Angels take Manhattan, despite being the better story of series 7 so far, has a lot of the problems I mentioned. Why was the art collector character even brought into this story? What purpose did he serve to the story as a whole? If he was so important, why did he have so little screen time? Why didn't they elaborate more on the ending of the episode, which was a sudden rush of impactful events that sort of end abruptly? What about the aftermath of those events? Why are things the way they are, what could have been said to eliminate the loop holes Moffat made in his story writing?
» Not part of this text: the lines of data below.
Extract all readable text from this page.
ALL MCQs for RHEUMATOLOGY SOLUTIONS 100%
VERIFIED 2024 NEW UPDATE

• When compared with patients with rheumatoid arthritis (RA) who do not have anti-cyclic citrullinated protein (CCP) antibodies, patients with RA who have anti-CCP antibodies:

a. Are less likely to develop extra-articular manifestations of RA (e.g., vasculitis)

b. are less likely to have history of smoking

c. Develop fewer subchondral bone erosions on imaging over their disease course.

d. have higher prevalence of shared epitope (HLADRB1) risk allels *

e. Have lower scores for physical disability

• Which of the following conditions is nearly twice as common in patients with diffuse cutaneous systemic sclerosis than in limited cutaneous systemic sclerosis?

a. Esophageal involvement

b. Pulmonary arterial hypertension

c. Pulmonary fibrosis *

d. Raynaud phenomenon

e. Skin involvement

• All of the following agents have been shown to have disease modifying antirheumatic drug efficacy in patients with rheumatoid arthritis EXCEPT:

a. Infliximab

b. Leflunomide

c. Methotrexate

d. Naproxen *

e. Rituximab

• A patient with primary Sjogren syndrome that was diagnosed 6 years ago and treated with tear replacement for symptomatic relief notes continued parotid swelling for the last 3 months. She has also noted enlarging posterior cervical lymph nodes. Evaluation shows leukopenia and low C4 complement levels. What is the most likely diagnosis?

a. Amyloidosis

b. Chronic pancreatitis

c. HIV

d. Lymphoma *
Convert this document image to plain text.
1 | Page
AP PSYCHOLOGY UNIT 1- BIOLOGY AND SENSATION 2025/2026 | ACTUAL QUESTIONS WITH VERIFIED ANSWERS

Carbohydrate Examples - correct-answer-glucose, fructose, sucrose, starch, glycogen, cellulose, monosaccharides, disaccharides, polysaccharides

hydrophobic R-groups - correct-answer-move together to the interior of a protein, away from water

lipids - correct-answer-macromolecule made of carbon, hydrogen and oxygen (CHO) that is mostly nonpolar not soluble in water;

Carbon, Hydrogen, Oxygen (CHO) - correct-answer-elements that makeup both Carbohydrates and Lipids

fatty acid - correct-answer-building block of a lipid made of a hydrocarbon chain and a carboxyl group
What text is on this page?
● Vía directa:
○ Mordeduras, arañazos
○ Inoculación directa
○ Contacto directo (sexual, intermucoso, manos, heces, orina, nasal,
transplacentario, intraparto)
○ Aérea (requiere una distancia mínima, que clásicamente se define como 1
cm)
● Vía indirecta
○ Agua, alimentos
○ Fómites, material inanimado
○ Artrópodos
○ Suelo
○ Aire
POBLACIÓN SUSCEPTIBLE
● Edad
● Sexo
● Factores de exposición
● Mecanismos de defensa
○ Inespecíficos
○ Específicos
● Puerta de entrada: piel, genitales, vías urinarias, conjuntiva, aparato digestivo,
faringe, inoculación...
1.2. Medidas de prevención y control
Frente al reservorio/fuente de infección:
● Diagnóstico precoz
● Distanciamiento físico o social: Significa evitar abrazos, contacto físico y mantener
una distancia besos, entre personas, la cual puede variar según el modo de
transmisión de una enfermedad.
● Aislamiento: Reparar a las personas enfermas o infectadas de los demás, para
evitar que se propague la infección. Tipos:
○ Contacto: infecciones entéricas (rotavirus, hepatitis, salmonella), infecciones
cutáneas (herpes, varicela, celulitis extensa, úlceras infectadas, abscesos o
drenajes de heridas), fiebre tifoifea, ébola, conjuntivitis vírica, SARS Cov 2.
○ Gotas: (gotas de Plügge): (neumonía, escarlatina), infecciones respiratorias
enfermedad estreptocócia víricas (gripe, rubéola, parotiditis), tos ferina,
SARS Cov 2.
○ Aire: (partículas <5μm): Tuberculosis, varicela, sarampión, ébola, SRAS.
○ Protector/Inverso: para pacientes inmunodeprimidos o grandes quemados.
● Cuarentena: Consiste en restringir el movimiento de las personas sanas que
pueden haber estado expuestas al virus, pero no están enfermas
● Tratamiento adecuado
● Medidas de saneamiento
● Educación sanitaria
WHAT HAPPENED TO RORY'S DAD FOR CRYING OUTLOUD? (Funny though, they did draft together a story board sequence since the fans sorta demanded it but explaining what happened to that character was never in Moffat's actual design)
The whole episode is riddled with things like this, along with some of the other episodes so fat. What we have is a bunch of reused themes and gimmick that we've already seen before in other Moffat stories like Silence in the Library, Blink and etc. that are slammed into a 45 minute long sardine can. Is it because Moffat can't trim the fat? Is it because he's nostalgic and wants to offer the viewers the same sort of episodic telling that he might have enjoyed when he watched the classic series? Is it because he's too concerned about the action and tricks and the shock value that he's forgotten that there needs to me a human aspect to all of this that is completely missing from all the "emotional" scenes? (I'm looking at you "The Girl Who Waited") I don't know. All I know is that Steven Moffat, although a good writer, can't go without someone checking up on him from time to time. He needs to be filtered out with writing that compliments his own, adds to what he is lacking overall like in previous seasons when RTD was the head writer. Otherwise it's just like George Lucas with Star Wars all over again, running around with his "vision" of what Doctor Who should be.